Sementara Kalaksa BPBD Prov. Sumsel, H. Iriansyah menyampaikan “Hari ini Kami dari Posko Terpadu BPBD Prov. Sumsel bersama Bapak Pangdam II/Sriwijaya, Bapak Asisten I mewakili Gubernur Sumsel, Bapak Danrem 044/GAPO melihat langsung kondisi kebakaran yang ada di Ogan Ilir ini”, ujar H.Iriansyah.

Selanjutnya dijelaskannya upaya pemadaman yang dilakukan baik darat dan udara yang merupakan salah satu upaya pemerintah dalam penanggulangan karhutla.

Menanggapi kejadian kebakaran yang sudah berlangsung selama tiga hari H.Iriansyah mengatakan disinilah peran serta masyarakat yang mempunyai lahan ataupun tidak untuk ikut memadamkan titik api sekecil apapun, jangan sampai seperti ini yang mengganggu transportasi, gangguan kesehatan maka dari itu mari kita sama-sama menjaga alam disekitar kehidupan kita.

Disampaikan juga kendala-kendala yang dihadapi yang paling utama adalah cuaca yang panas, angin yang kencang dan sumber air yang tersedia agak sulit.

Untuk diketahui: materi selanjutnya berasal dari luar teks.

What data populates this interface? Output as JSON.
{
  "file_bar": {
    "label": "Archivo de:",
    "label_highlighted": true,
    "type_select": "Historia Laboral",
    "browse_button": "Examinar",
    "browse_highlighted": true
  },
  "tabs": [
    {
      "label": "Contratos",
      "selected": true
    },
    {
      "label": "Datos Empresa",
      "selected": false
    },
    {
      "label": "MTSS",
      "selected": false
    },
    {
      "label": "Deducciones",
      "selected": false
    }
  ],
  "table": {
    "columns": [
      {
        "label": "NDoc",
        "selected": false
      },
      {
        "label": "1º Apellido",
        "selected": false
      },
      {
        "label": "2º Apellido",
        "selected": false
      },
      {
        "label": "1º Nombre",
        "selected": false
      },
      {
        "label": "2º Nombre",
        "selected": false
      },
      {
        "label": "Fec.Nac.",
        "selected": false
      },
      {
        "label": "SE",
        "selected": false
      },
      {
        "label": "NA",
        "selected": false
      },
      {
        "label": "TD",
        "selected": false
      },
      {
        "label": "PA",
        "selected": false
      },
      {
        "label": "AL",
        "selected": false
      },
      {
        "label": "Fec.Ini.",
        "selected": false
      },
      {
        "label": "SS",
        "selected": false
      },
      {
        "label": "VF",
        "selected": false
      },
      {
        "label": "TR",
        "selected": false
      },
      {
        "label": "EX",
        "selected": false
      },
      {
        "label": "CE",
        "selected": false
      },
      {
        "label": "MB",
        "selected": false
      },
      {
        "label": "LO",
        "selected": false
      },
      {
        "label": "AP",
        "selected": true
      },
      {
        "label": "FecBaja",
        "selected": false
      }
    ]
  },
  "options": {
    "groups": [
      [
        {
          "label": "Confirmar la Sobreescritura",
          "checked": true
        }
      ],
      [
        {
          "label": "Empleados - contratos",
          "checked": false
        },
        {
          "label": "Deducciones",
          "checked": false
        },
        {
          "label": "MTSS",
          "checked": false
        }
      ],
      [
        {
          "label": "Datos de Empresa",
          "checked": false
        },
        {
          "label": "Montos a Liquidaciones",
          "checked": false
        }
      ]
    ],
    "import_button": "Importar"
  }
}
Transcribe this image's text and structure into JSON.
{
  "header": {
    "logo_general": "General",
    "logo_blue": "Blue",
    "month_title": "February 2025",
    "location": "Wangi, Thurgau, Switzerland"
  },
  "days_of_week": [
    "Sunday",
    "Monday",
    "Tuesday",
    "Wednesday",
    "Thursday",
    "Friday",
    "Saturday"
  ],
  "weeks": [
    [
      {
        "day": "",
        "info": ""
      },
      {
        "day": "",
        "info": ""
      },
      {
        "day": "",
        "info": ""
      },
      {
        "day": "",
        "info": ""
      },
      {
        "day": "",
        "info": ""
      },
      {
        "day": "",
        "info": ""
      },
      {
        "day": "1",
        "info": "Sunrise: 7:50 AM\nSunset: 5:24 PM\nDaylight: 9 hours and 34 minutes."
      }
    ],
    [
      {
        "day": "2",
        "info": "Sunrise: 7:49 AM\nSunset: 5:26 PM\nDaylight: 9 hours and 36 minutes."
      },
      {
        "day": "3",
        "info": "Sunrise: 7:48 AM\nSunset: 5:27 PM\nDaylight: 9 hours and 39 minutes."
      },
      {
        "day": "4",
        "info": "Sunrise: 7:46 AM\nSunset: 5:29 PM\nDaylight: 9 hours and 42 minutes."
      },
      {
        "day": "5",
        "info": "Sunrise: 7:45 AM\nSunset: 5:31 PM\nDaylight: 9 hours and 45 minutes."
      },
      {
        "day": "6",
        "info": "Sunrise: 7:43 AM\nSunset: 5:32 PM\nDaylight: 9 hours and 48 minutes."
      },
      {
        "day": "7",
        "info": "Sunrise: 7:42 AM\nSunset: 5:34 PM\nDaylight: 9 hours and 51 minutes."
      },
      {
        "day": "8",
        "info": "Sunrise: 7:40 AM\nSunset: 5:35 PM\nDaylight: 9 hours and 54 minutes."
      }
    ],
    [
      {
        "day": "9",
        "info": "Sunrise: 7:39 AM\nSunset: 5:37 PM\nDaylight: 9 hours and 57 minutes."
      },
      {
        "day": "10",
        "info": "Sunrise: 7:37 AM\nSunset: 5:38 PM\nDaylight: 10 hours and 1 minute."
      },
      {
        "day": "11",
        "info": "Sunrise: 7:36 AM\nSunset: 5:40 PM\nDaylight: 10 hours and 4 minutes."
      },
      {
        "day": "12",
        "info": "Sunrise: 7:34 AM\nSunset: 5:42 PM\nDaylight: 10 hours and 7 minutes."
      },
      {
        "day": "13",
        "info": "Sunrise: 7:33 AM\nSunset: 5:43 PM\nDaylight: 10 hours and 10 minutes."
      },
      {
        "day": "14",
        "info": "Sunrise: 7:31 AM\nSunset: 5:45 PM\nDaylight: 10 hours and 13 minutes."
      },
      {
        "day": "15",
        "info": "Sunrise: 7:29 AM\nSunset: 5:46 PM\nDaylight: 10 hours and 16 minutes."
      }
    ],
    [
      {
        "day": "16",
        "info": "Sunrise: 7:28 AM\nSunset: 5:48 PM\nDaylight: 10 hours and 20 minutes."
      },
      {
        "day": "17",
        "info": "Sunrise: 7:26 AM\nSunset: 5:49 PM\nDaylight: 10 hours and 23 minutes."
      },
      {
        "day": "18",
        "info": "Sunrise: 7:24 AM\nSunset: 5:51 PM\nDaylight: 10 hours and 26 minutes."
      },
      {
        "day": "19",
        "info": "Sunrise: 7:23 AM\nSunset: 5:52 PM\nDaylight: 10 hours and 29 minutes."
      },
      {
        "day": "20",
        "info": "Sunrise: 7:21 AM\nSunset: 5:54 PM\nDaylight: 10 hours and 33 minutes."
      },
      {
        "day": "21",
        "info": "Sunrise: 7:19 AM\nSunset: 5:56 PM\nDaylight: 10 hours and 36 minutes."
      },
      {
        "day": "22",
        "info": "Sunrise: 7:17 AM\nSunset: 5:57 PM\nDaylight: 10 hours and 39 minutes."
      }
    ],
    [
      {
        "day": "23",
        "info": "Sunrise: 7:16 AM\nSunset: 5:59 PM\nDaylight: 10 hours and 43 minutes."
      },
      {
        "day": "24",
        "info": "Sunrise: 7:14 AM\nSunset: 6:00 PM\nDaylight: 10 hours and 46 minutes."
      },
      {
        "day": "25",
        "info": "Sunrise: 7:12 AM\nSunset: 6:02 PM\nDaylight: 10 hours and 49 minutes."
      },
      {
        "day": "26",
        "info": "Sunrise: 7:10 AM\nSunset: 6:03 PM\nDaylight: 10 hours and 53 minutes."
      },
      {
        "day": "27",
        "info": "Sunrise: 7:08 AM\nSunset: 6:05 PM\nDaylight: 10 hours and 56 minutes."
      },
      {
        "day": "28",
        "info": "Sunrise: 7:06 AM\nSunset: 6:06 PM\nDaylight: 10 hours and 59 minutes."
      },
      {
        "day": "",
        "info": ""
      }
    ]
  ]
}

Memang ada kanal-kanal dan embut yang dibuat tetapi karena cuaca yang panas ini membuat air yang ada di kanal maupun mengalami kekeringan, jelas Kalaksa BPBD Prov. Sumsel.

Saat ini dari Manggali Agni, masyarakat, BNPB, TNI dan Polri semuanya masih ada dilokasi kebakaran. Meskipun api telah padam, kepulan asap masih terpantau di beberapa titik.

Tampak juga beberapa personel gabungan Satgas Karhutla di sekitar lokasi dekat Tol Palembang-Indralaya (Palindra) terus bersiaga memantau beberapa lokasi titik api untuk mengantisipasi dampak kebakaran Hutan dan Lahan (Karhutla) yang terjadi di sepanjang jalan di Kabupaten Ogan Ilir agar tidak meluas.